Viena, 22 de diciembre de 2014
El tren paró por completo y los pasajeros comenzaron a descender ordenadamente. El hombre se puso de los primeros y bajó al andén buscando el tren para Berlín. Caminó mirando para todos lados. No era la primera vez que estaba en Viena, pero se sentía cansado y angustiado. Se acercó a un plano de la estación y encontró el andén. Miró el panel de los horarios, todavía quedaba media hora para que saliera.

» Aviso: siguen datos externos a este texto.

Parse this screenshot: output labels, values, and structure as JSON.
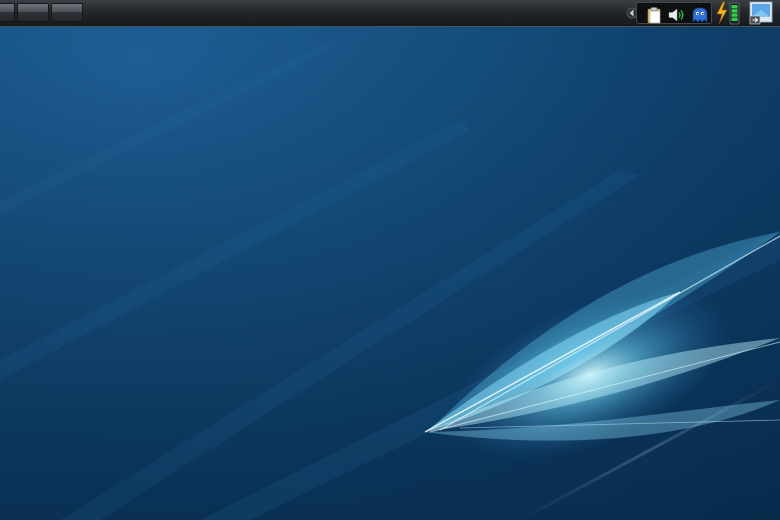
{
  "desktop": {
    "wallpaper": "blue-light-streaks",
    "colors": {
      "background": "#15507f",
      "panel": "#23272b",
      "glow": "#8ee6ff"
    }
  },
  "panel": {
    "pager_count": 3,
    "tray_icons": [
      "clipboard-icon",
      "volume-icon",
      "network-icon"
    ],
    "battery": {
      "icon": "battery-icon",
      "charging": true,
      "level": 0.8
    },
    "show_desktop_icon": "show-desktop-icon"
  }
}
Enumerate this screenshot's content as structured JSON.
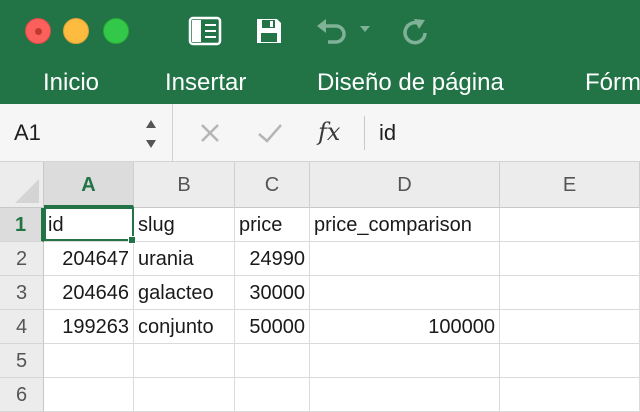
{
  "window": {
    "traffic_lights": [
      "close-button",
      "minimize-button",
      "zoom-button"
    ]
  },
  "toolbar": {
    "icons": [
      "sidebar-toggle-icon",
      "save-icon",
      "undo-icon",
      "undo-dropdown-icon",
      "redo-icon"
    ]
  },
  "ribbon": {
    "tabs": [
      "Inicio",
      "Insertar",
      "Diseño de página",
      "Fórm"
    ]
  },
  "formula_bar": {
    "name_box": "A1",
    "fx_label": "fx",
    "content": "id"
  },
  "sheet": {
    "columns": [
      "A",
      "B",
      "C",
      "D",
      "E"
    ],
    "selected_column": "A",
    "rows": [
      "1",
      "2",
      "3",
      "4",
      "5",
      "6"
    ],
    "selected_row": "1",
    "active_cell": "A1",
    "cells": [
      [
        "id",
        "slug",
        "price",
        "price_comparison",
        ""
      ],
      [
        "204647",
        "urania",
        "24990",
        "",
        ""
      ],
      [
        "204646",
        "galacteo",
        "30000",
        "",
        ""
      ],
      [
        "199263",
        "conjunto",
        "50000",
        "100000",
        ""
      ],
      [
        "",
        "",
        "",
        "",
        ""
      ],
      [
        "",
        "",
        "",
        "",
        ""
      ]
    ]
  },
  "colors": {
    "accent": "#227447",
    "grid_line": "#dadada",
    "header_bg": "#ececec"
  }
}
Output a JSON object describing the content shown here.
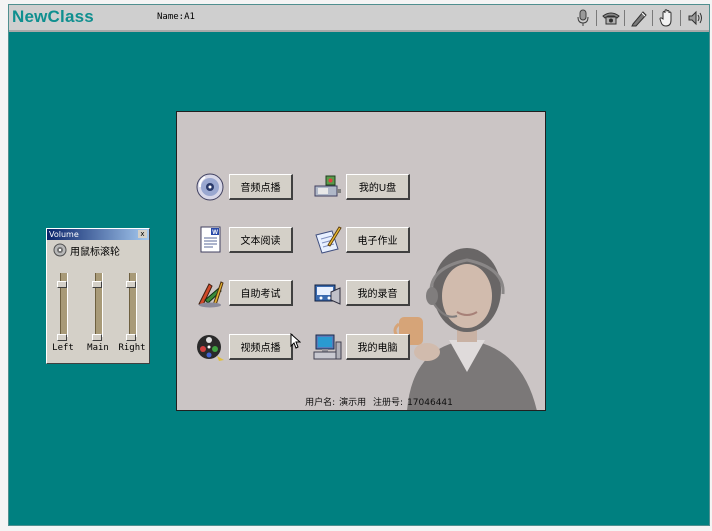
{
  "topbar": {
    "brand": "NewClass",
    "user_prefix": "Name:",
    "user_name": "A1",
    "tools": [
      {
        "icon": "microphone-icon"
      },
      {
        "icon": "phone-icon"
      },
      {
        "icon": "pen-icon"
      },
      {
        "icon": "hand-icon"
      },
      {
        "icon": "volume-icon"
      }
    ]
  },
  "menu": {
    "audio_on_demand": "音频点播",
    "text_reading": "文本阅读",
    "self_exam": "自助考试",
    "video_on_demand": "视频点播",
    "my_usb": "我的U盘",
    "homework": "电子作业",
    "my_recording": "我的录音",
    "my_computer": "我的电脑"
  },
  "footer": {
    "username_label": "用户名:",
    "username_value": "演示用",
    "reg_label": "注册号:",
    "reg_value": "17046441"
  },
  "volume": {
    "title": "Volume",
    "close": "x",
    "hint": "用鼠标滚轮",
    "channels": [
      {
        "label": "Left",
        "level": 0.8
      },
      {
        "label": "Main",
        "level": 0.8
      },
      {
        "label": "Right",
        "level": 0.8
      }
    ]
  }
}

Una voz electrónica sonó en la estación mientras se dirigía a los aseos. Las luces fueron encendiéndose a medida que caminaba por el pasillo. Las puertas se abrieron automáticamente. Se dirigió a una de las cabinas y comenzó a orinar. Notó una presencia justo detrás. Era una situación comprometida, no podía parar, pero los nervios lo apremiaban. Levantó la cremallera a toda velocidad y se encontró de bruces con el alemán que había estado sentado a su lado todo el viaje. Lo miró a los ojos y en ese momento la luz automática se apagó.
El hombre se lanzó contra el joven y lo derrumbó sobre uno de los inodoros. En la caída, pulsó el botón de la cisterna y el alemán comenzó a chapotear en la taza. El hombre aprovechó para correr hacia la salida. Fuera de los baños miró a un lado y a otro, inquieto. Después corrió hacia el andén, entregó el billete y subió rápidamente al tren. Caminó deprisa hasta su asiento y comenzó a resoplar. Miró por la ventanilla y vio a su perseguidor a lo lejos. Se apartó de la ventana y comenzó a rezar. Lo hizo como hacía años. Con fervor, con temor y esperando que Dios lo escuchara e hiciera algo para salvarlo. Cuando volvió a abrir los ojos, el tren comenzaba a moverse y entraba por los túneles.
—Gracias, Dios mío —dijo entre dientes.
El vagón estaba completamente vacío. Estiró las piernas y se quedó recostado, con la mente en blanco. No había duda de que Dios estaba de su parte, era la segunda vez que se salvaba aquel día.